The proposed synthesis method of PV-wind hybrid off-line systems leads to limiting the energy capacity of electrochemical storages, including lead-acid and lithium-ion batteries, which unfortunately results in high amounts of energy being fed to the heaters. Due to worse parameters, it is particularly evident for lead-acid batteries. It results from the difficulty to match the power generation (stochastic power profiles of the PV and wind) with the load demand.
For the studied power generation systems, the value of the LCOE and energy storage capacity decreases exponentially in the function of power supply reliability measured with the maximum time a year when the load operates at the supplied power below the load curve TsumLIMIT%.
Based on the analyses, the authors identified the following recommended methods to improve (reduce) the value of the criterion index (LCOE) for PV-wind off-grid systems which supply communal users and minor industrial users:
partial use of energy fed to the heaters e.g., for facility heating or in processes—a decrease in the LCOE for lead-acid and lithium-ion batteries amount to ca. 50% already when 20% of energy fed to the heaters is used. When the energy further increases, the LCOE decreases exponentially, reaching ca. 30% when half of the energy fed to the heaters is used,
the use of electrochemical storages with better lifespan parameters—a change in the lithium-ion batteries lifespan from 3000 to 5000 cycles and a decrease in their prices by 20% as compared to the current costs, lead to the LCOE reduction from 3% to 13%, whereby the greatest drops are observed for the most stringent supply reliability limits—TsumLIMIT% = 1%.

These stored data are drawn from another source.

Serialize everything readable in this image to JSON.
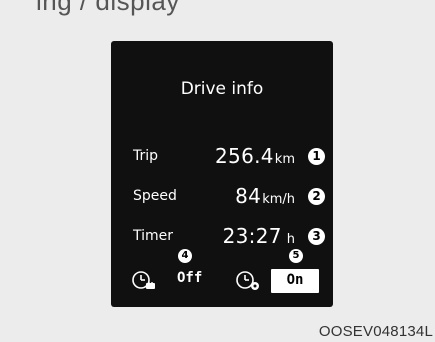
{
  "header_fragment": "ing / display",
  "panel": {
    "title": "Drive info",
    "rows": [
      {
        "label": "Trip",
        "value": "256.4",
        "unit": "km",
        "badge": "1"
      },
      {
        "label": "Speed",
        "value": "84",
        "unit": "km/h",
        "badge": "2"
      },
      {
        "label": "Timer",
        "value": "23:27",
        "unit": "h",
        "badge": "3"
      }
    ],
    "toggles": [
      {
        "icon": "clock-power-icon",
        "state": "Off",
        "badge": "4"
      },
      {
        "icon": "clock-gear-icon",
        "state": "On",
        "badge": "5"
      }
    ]
  },
  "caption": "OOSEV048134L"
}
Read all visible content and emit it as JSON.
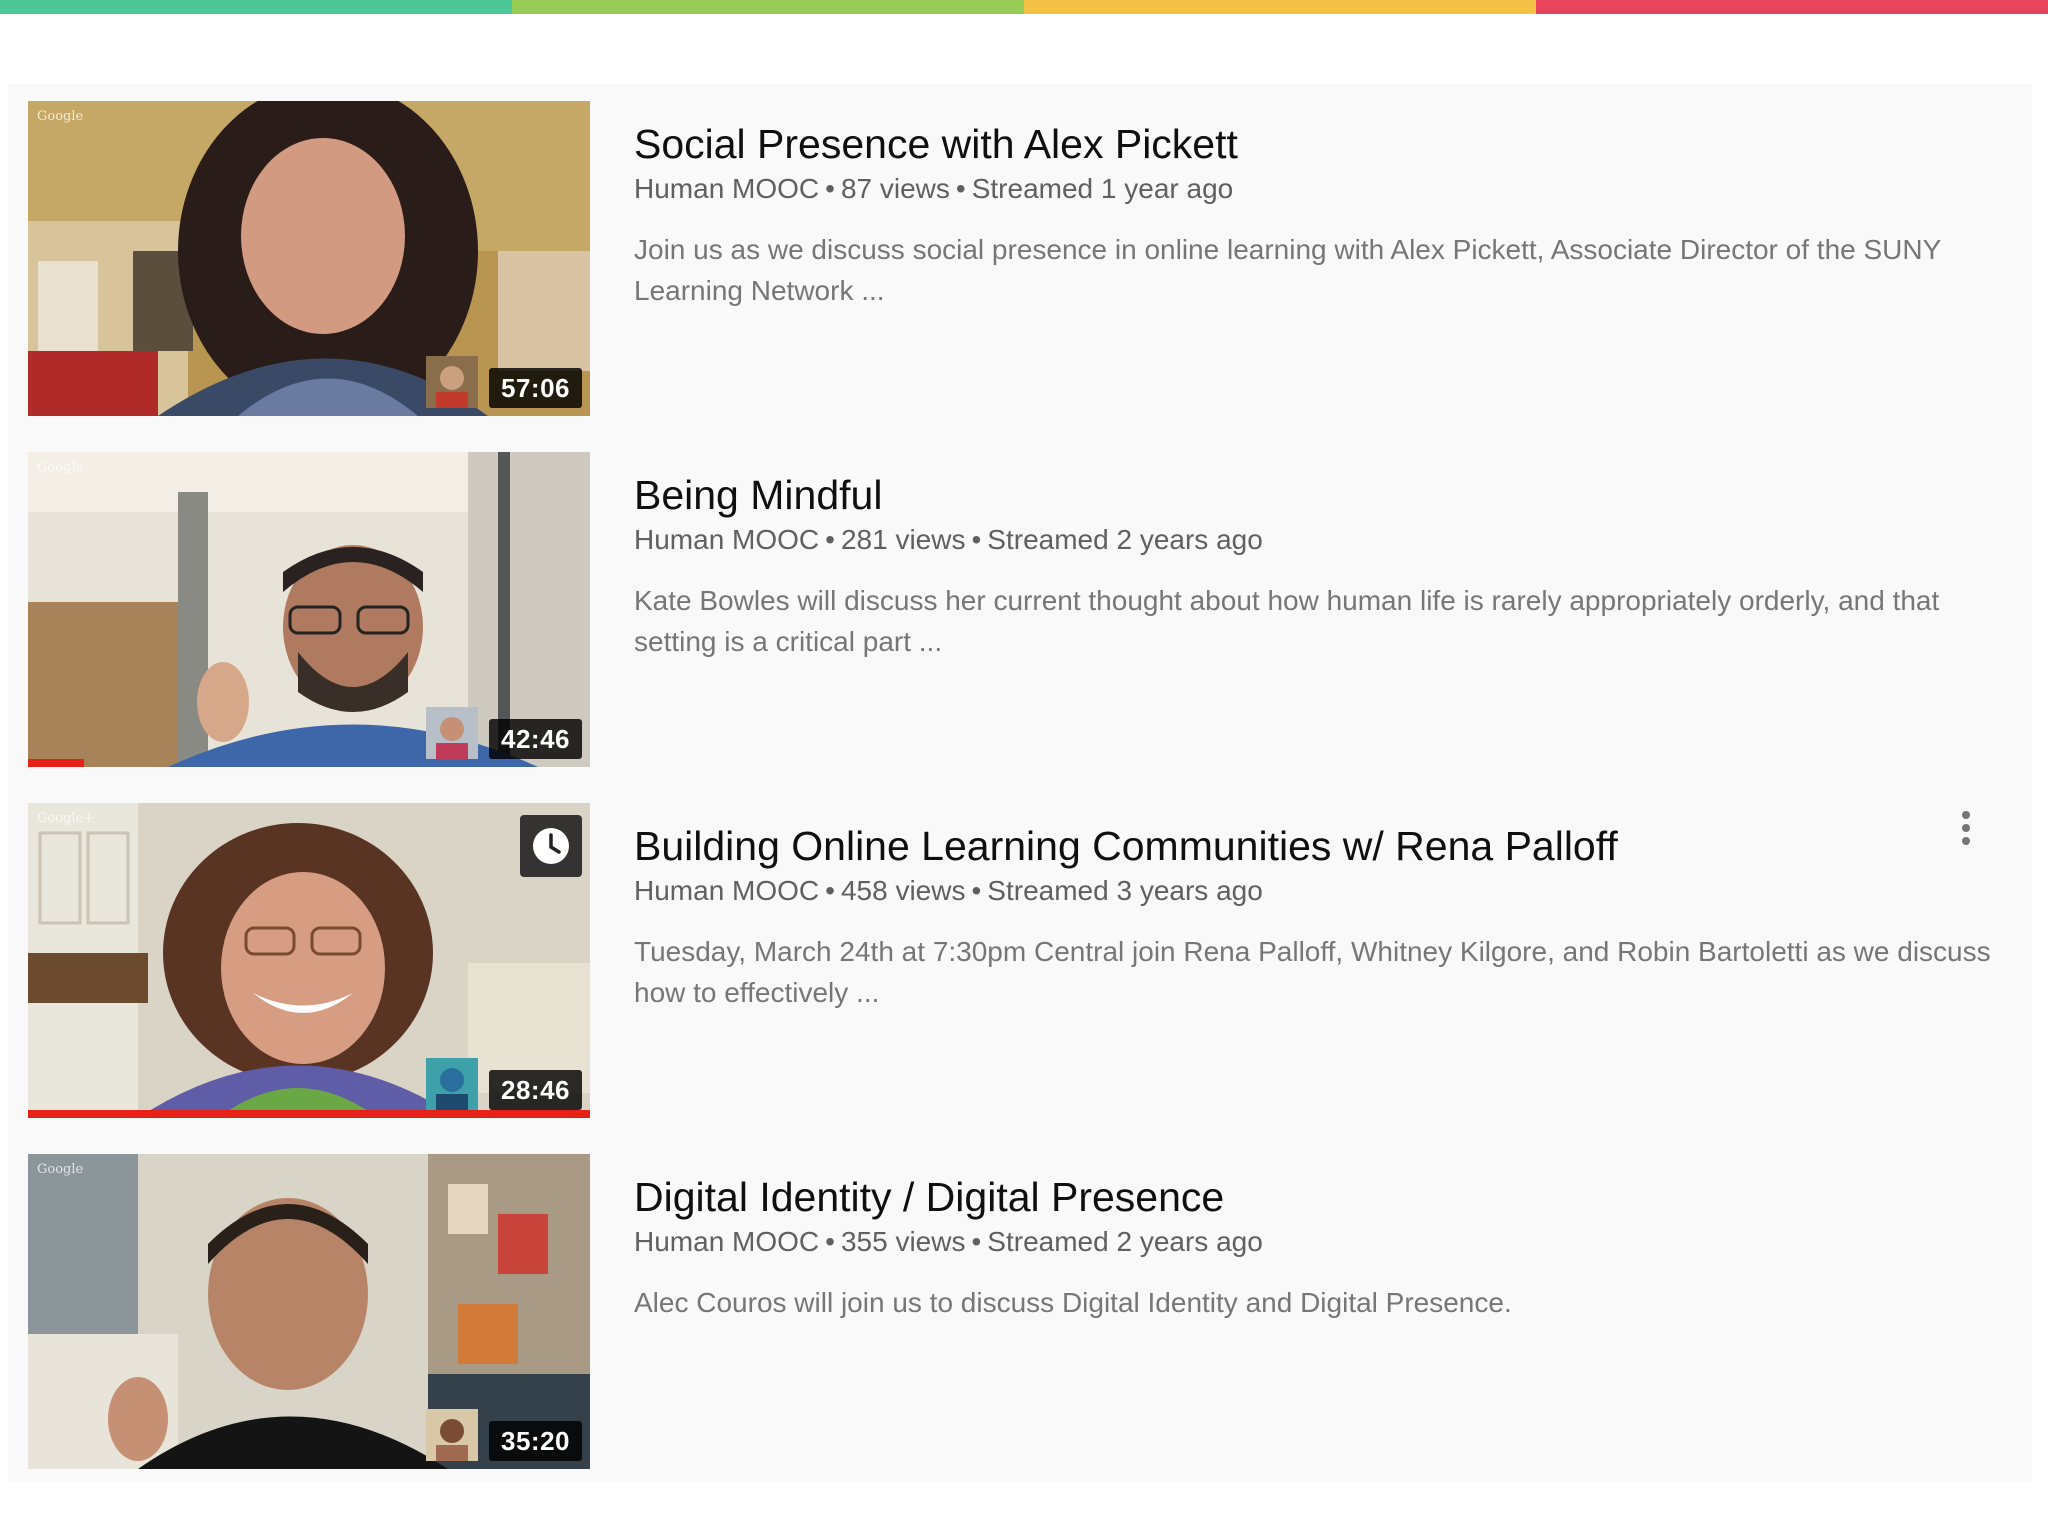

In the analyzed types of systems, it can be recommended to use thermoelectrical storage to store the heat accumulated in the spring-summer season in order to use it in autumn and winter for heating. Another method suggested by the authors to minimize the LCOE is to use lithium-ion batteries in the “second-life” cycle, i.e., usually once they have been taken out of service in very strict conditions, e.g., in the electromobility areas.
The authors plan to carry out further research into the replacement of lithium-ion and lead-acid batteries with other types of storage, especially thermoelectric and fuel cells. The current prices of these systems are high, but according to scientists, these technologies may be predominant in the area of energy storage in the future. Therefore, the methods of optimal selection of their parameters for cooperation with renewable sources operating within off-grid hybrid generation systems and known load characteristics are an important direction of research.

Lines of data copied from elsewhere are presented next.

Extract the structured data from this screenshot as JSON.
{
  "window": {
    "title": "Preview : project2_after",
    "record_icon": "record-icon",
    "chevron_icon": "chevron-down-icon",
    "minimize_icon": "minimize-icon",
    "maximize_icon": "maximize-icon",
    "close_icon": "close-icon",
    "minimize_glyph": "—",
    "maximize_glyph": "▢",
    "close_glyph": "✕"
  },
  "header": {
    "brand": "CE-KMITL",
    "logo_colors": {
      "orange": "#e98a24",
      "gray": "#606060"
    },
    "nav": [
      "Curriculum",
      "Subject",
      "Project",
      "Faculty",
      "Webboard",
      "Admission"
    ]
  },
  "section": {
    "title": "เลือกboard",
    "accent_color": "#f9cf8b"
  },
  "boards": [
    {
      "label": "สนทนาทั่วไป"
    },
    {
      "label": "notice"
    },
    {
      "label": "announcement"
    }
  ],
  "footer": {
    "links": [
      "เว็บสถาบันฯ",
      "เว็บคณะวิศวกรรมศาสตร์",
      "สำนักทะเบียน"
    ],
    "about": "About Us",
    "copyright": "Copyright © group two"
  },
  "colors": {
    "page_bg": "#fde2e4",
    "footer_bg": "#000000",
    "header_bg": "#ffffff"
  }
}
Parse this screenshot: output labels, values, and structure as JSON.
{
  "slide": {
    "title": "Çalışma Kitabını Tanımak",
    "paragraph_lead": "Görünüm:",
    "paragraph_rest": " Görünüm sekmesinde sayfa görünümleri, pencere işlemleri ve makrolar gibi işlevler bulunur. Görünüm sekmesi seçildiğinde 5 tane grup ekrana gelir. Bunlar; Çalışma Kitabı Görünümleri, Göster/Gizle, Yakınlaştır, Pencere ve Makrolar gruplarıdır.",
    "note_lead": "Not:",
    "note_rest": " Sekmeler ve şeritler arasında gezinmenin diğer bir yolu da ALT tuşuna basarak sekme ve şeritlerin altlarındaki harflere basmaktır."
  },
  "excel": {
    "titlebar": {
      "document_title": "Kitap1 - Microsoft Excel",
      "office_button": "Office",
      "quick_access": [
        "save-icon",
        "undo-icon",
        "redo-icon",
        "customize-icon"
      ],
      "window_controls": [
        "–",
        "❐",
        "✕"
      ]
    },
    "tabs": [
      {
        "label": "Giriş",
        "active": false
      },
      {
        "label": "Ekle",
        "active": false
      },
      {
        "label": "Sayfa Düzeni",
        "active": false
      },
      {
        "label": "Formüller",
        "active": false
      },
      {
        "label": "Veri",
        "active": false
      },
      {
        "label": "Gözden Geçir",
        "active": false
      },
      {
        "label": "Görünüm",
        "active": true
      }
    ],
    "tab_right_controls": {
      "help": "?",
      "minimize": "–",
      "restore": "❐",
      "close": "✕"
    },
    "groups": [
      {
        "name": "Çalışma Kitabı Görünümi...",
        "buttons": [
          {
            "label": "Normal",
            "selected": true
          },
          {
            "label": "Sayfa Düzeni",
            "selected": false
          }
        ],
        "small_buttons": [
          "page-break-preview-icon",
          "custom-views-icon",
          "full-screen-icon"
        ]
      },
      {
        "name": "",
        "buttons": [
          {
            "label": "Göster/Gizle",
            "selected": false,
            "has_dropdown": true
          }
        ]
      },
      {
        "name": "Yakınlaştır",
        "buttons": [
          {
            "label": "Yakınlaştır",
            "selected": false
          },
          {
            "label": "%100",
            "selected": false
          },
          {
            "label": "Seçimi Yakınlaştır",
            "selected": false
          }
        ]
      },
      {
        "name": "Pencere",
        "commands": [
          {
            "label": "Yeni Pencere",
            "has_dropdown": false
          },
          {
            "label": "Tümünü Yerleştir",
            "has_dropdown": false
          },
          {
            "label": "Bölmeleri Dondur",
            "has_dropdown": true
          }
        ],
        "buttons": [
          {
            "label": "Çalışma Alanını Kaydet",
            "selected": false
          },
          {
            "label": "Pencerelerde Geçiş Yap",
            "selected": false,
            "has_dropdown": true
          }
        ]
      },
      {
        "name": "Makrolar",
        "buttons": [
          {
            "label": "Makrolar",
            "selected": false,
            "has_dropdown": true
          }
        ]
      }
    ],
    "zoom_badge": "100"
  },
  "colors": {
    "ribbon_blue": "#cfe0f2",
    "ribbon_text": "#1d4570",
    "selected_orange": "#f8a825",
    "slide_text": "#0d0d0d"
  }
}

Therefore, the authors will begin work on the extension of the hybrid system model with thermoelectric storages and fuel cells. This will require, apart from modelling electrical processes, also taking into account thermal processes. This is particularly important in the case of fuel cells, in which a large amount of heat is released during operation. This heat, in normal operating systems, is considered a loss. In the case of the proposed system, it is possible to store it in a thermal storage facility and recover it during periods of increased energy demand. This approach will improve the overall efficiency of the system.